Chiquinho, como era conhecida a vítima. Em seguida, Edilson e Valdetário
estupraram e mataram a enfermeira que se chamava Silvana.
Na
manhã seguinte, por causa da repercussão, todos os envolvidos estavam
presos e em poucos meses condenados a viver a maior parte da vida na
Colônia Penal Dr. João Chaves e por muito tempo estabeleceram lá uma
nova ordem do cárcere. O presídio agora tinha rei e se chamava Paulo
Queixada. O poder do bando dentro da João Chaves perdeu força, mas Paulo
continuou com sua fome de matar. Durante o tempo que ficou dentro do
famigerado “Caldeirão do Diabo”, ele matou 13 pessoas antes de ser
esquartejado por um companheiro de cela. Valdetário e Edilson Gavião
acabaram assassinados por desafetos também na prisão. Com isso, só
permaneceu vivo para contar o que viu, João Maria da Silva, o
“Coquinho”.
Foi
na sala do diretor do Presídio Estadual de Parnamirim, o PEP, onde
cumpre uma pena de 105 anos, que João relatou toda essa história de
violência vivida por ele e seus comparsas. Falou com detalhes as
experiências com o crime e confessou dois assassinatos, além de dezenas
de roubos que ele mesmo disse ter perdido as contas. O homem de 49 anos
que conheceu a prisão aos 18, o único que Paulo defendia do bando e por
esse motivo permitia que João testemunhasse o que poucos tiveram a
chance.
Coquinho, hoje com 49 anos, espera liberdade.

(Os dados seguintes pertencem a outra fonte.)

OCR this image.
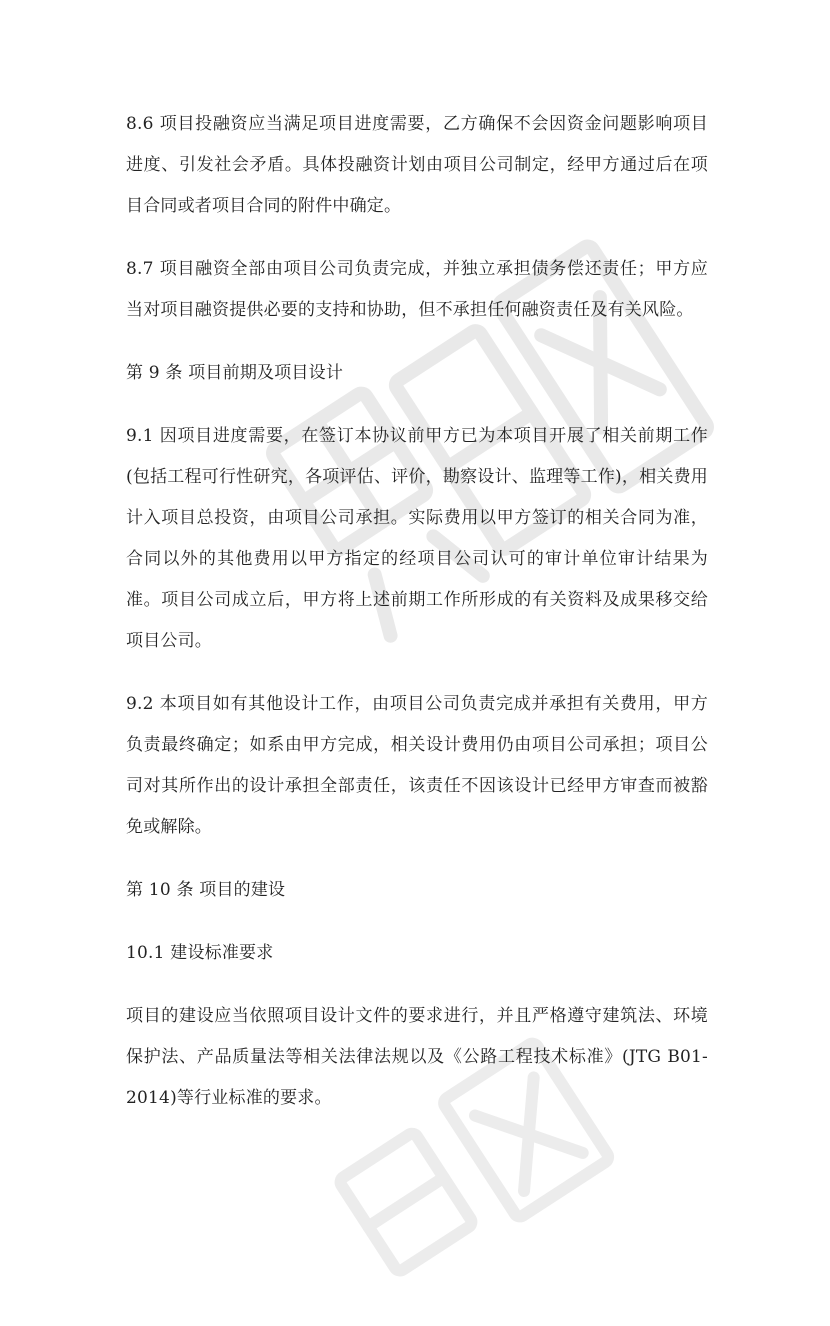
8.6 项目投融资应当满足项目进度需要，乙方确保不会因资金问题影响项目进度、引发社会矛盾。具体投融资计划由项目公司制定，经甲方通过后在项目合同或者项目合同的附件中确定。

8.7 项目融资全部由项目公司负责完成，并独立承担债务偿还责任；甲方应当对项目融资提供必要的支持和协助，但不承担任何融资责任及有关风险。

第 9 条 项目前期及项目设计

9.1 因项目进度需要，在签订本协议前甲方已为本项目开展了相关前期工作(包括工程可行性研究，各项评估、评价，勘察设计、监理等工作)，相关费用计入项目总投资，由项目公司承担。实际费用以甲方签订的相关合同为准，合同以外的其他费用以甲方指定的经项目公司认可的审计单位审计结果为准。项目公司成立后，甲方将上述前期工作所形成的有关资料及成果移交给项目公司。

9.2 本项目如有其他设计工作，由项目公司负责完成并承担有关费用，甲方负责最终确定；如系由甲方完成，相关设计费用仍由项目公司承担；项目公司对其所作出的设计承担全部责任，该责任不因该设计已经甲方审查而被豁免或解除。

第 10 条 项目的建设

10.1 建设标准要求

项目的建设应当依照项目设计文件的要求进行，并且严格遵守建筑法、环境保护法、产品质量法等相关法律法规以及《公路工程技术标准》(JTG B01-2014)等行业标准的要求。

Portal BO –João, o que era o Caldeirão do Diabo?
João Maria – Era
um inferno, vivia ali somente quem tinha mesmo estômago e nervos.
Convivi com a morte lado a lado e com cenas que até hoje me perturbam e
tiram meu sono.
Portal BO – Que cenas tão fortes foram essas que ainda te incomodam até hoje?
João Maria – (Risos)
Foram muitas, tantas que não sei nem por onde começar, mas quando um
preso se tornava inimigo de todos por causa de uma traição ele era
decapitado e cabeça servia de bola de futebol, um pavilhão inteiro
chutava a cabeça do traidor por horas. Eu também participava.

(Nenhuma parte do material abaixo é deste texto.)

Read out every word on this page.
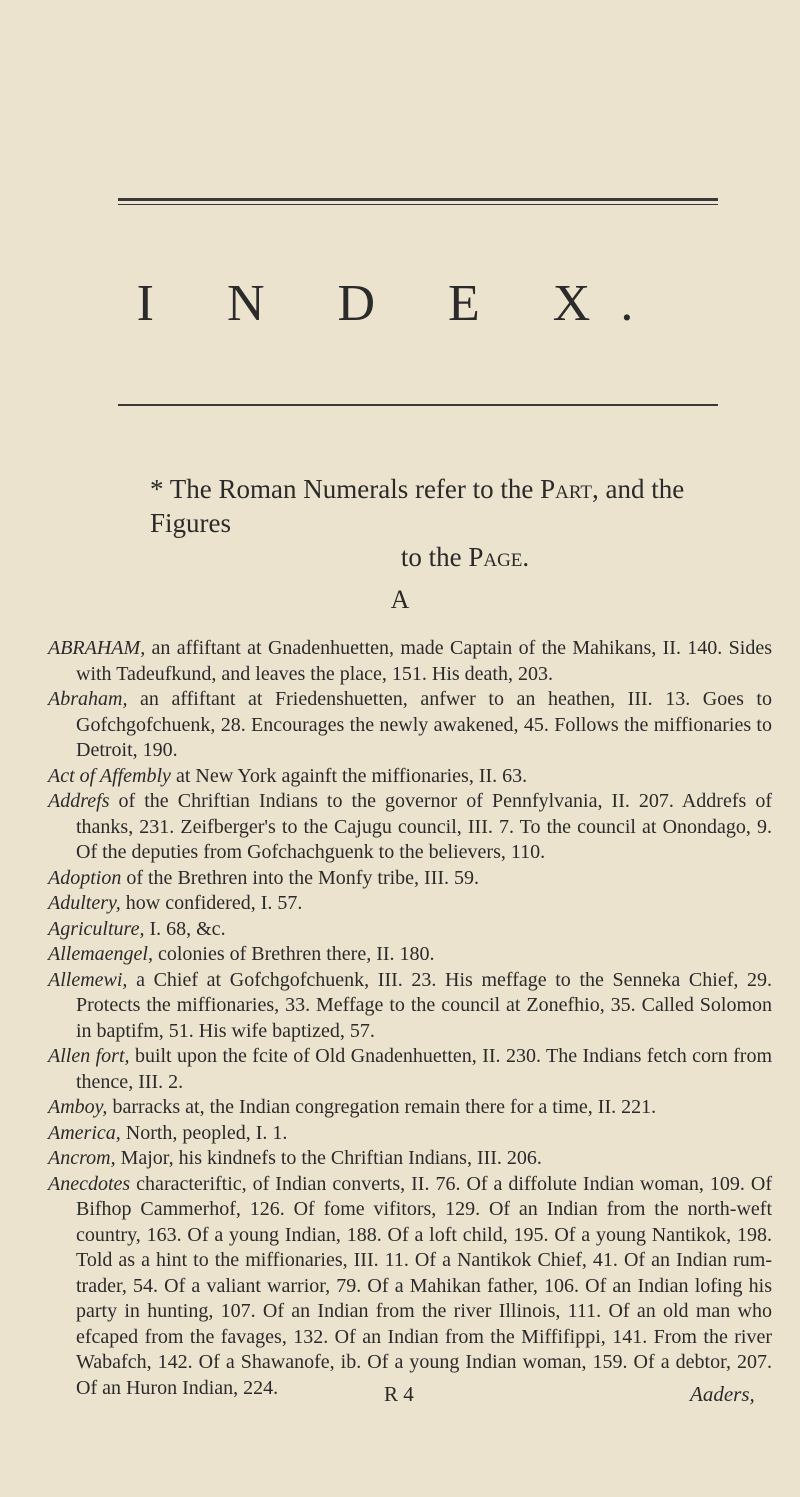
I N D E X.
* The Roman Numerals refer to the Part, and the Figures
to the Page.
A

ABRAHAM, an affiftant at Gnadenhuetten, made Captain of the Mahikans, II. 140. Sides with Tadeufkund, and leaves the place, 151. His death, 203.

Abraham, an affiftant at Friedenshuetten, anfwer to an heathen, III. 13. Goes to Gofchgofchuenk, 28. Encourages the newly awakened, 45. Follows the miffionaries to Detroit, 190.

Act of Affembly at New York againft the miffionaries, II. 63.

Addrefs of the Chriftian Indians to the governor of Pennfylvania, II. 207. Addrefs of thanks, 231. Zeifberger's to the Cajugu council, III. 7. To the council at Onondago, 9. Of the deputies from Gofchachguenk to the believers, 110.

Adoption of the Brethren into the Monfy tribe, III. 59.

Adultery, how confidered, I. 57.

Agriculture, I. 68, &c.

Allemaengel, colonies of Brethren there, II. 180.

Allemewi, a Chief at Gofchgofchuenk, III. 23. His meffage to the Senneka Chief, 29. Protects the miffionaries, 33. Meffage to the council at Zonefhio, 35. Called Solomon in baptifm, 51. His wife baptized, 57.

Allen fort, built upon the fcite of Old Gnadenhuetten, II. 230. The Indians fetch corn from thence, III. 2.

Amboy, barracks at, the Indian congregation remain there for a time, II. 221.

America, North, peopled, I. 1.

Ancrom, Major, his kindnefs to the Chriftian Indians, III. 206.

Anecdotes characteriftic, of Indian converts, II. 76. Of a diffolute Indian woman, 109. Of Bifhop Cammerhof, 126. Of fome vifitors, 129. Of an Indian from the north-weft country, 163. Of a young Indian, 188. Of a loft child, 195. Of a young Nantikok, 198. Told as a hint to the miffionaries, III. 11. Of a Nantikok Chief, 41. Of an Indian rum-trader, 54. Of a valiant warrior, 79. Of a Mahikan father, 106. Of an Indian lofing his party in hunting, 107. Of an Indian from the river Illinois, 111. Of an old man who efcaped from the favages, 132. Of an Indian from the Miffifippi, 141. From the river Wabafch, 142. Of a Shawanofe, ib. Of a young Indian woman, 159. Of a debtor, 207. Of an Huron Indian, 224.	R 4	Aaders,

Portal BO – Como era a sua relação com Paulo Queixada?
João Maria – Nunca
tive problemas com Paulo, ele sempre me respeitou e eu também o
respeitei. Vi com meus próprios olhos os 13 assassinatos cometidos por
ele na cadeia e testemunhei várias vezes ele encher um copo americano do
sangue da vítima e beber, isso aconteceu várias vezes. Paulo tinha um
pacto com o diabo, enquanto outros presos liam a turma da Mônica em
revistinhas em quadrinhos ele lia “Brasinha”, em que o personagem era um
capetinha.
Portal BO – Você lembra do dia da morte de Paulo?
João Maria – Foi
um dia diferente de todos que passei naquele lugar, eu já tinha visto
de tudo, mas nunca tinha passado pela experiência de algo sobrenatural.

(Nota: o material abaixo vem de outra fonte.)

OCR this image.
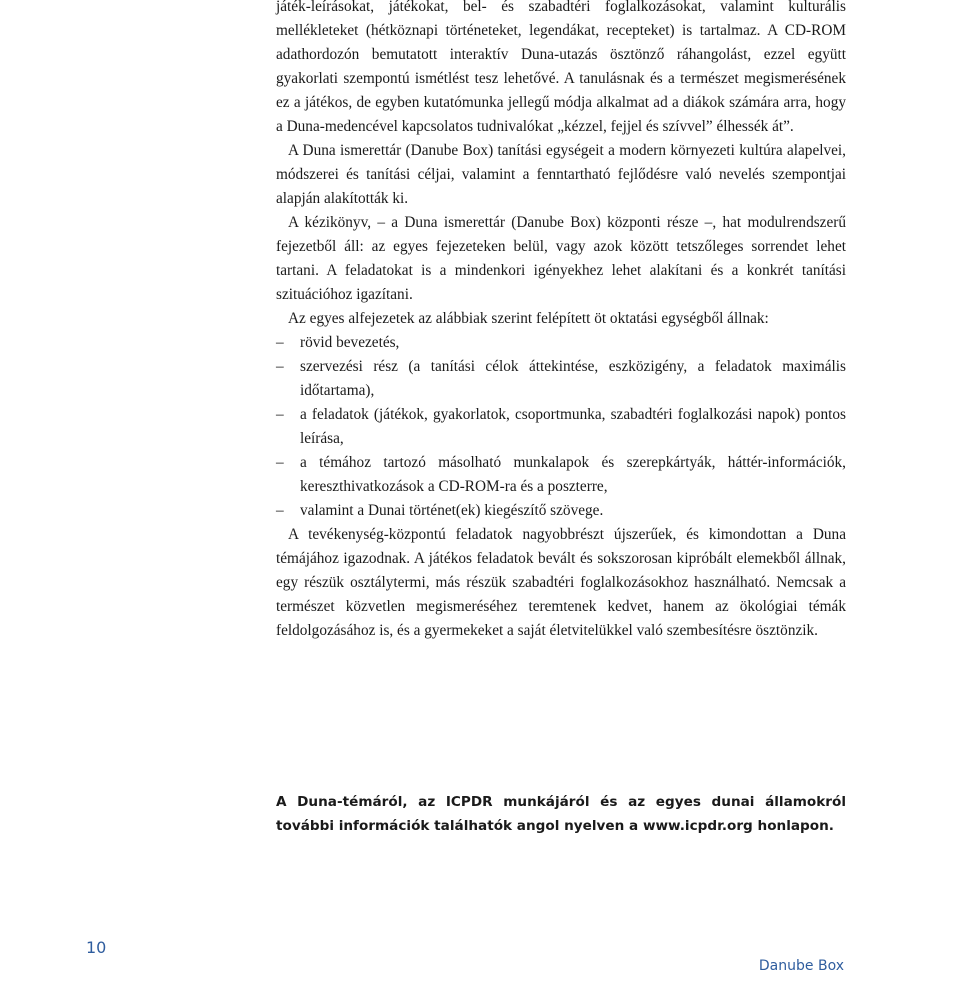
játék-leírásokat, játékokat, bel- és szabadtéri foglalkozásokat, valamint kulturális mellékleteket (hétköznapi történeteket, legendákat, recepteket) is tartalmaz. A CD-ROM adathordozón bemutatott interaktív Duna-utazás ösztönző ráhangolást, ezzel együtt gyakorlati szempontú ismétlést tesz lehetővé. A tanulásnak és a természet megismerésének ez a játékos, de egyben kutatómunka jellegű módja alkalmat ad a diákok számára arra, hogy a Duna-medencével kapcsolatos tudnivalókat „kézzel, fejjel és szívvel” élhessék át”.

A Duna ismerettár (Danube Box) tanítási egységeit a modern környezeti kultúra alapelvei, módszerei és tanítási céljai, valamint a fenntartható fejlődésre való nevelés szempontjai alapján alakították ki.

A kézikönyv, – a Duna ismerettár (Danube Box) központi része –, hat modulrendszerű fejezetből áll: az egyes fejezeteken belül, vagy azok között tetszőleges sorrendet lehet tartani. A feladatokat is a mindenkori igényekhez lehet alakítani és a konkrét tanítási szituációhoz igazítani.

Az egyes alfejezetek az alábbiak szerint felépített öt oktatási egységből állnak:

– rövid bevezetés,
– szervezési rész (a tanítási célok áttekintése, eszközigény, a feladatok maximális időtartama),
– a feladatok (játékok, gyakorlatok, csoportmunka, szabadtéri foglalkozási napok) pontos leírása,
– a témához tartozó másolható munkalapok és szerepkártyák, háttér-információk, kereszthivatkozások a CD-ROM-ra és a poszterre,
– valamint a Dunai történet(ek) kiegészítő szövege.

A tevékenység-központú feladatok nagyobbrészt újszerűek, és kimondottan a Duna témájához igazodnak. A játékos feladatok bevált és sokszorosan kipróbált elemekből állnak, egy részük osztálytermi, más részük szabadtéri foglalkozásokhoz használható. Nemcsak a természet közvetlen megismeréséhez teremtenek kedvet, hanem az ökológiai témák feldolgozásához is, és a gyermekeket a saját életvitelükkel való szembesítésre ösztönzik.

A Duna-témáról, az ICPDR munkájáról és az egyes dunai államokról további információk találhatók angol nyelven a www.icpdr.org honlapon.

10
Danube Box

Paulo já estava morto dentro de uma cela quando eu o vi passar por mim,
me oferecer um cigarro e sair pela porta da frente sem que ninguém o
impedisse. Nunca me esqueço daquela cena, Paulo estava pálido, me olhou
do portão e foi embora, minutos depois, um carcereiro me levou a cela
onde ele estava esquartejado, foi a imagem mais terrível que vi.
Portal BO – Depois de tudo que aconteceu em sua vida, quem é João Maria da Silva hoje?
João Maria – Um
homem que á pagou pelos erros e merece a liberdade, um homem que
assumiu tudo, foi condenado e respondeu, mas que agora quer a chance de
viver como uma pessoa comum. Tenho uma filha que conheci na cadeia
depois de 30 anos e acredito que a justiça depois desse tempo todo deve
repensar meu caso e me deixar viver livre, afinal, já cumpri 30 anos.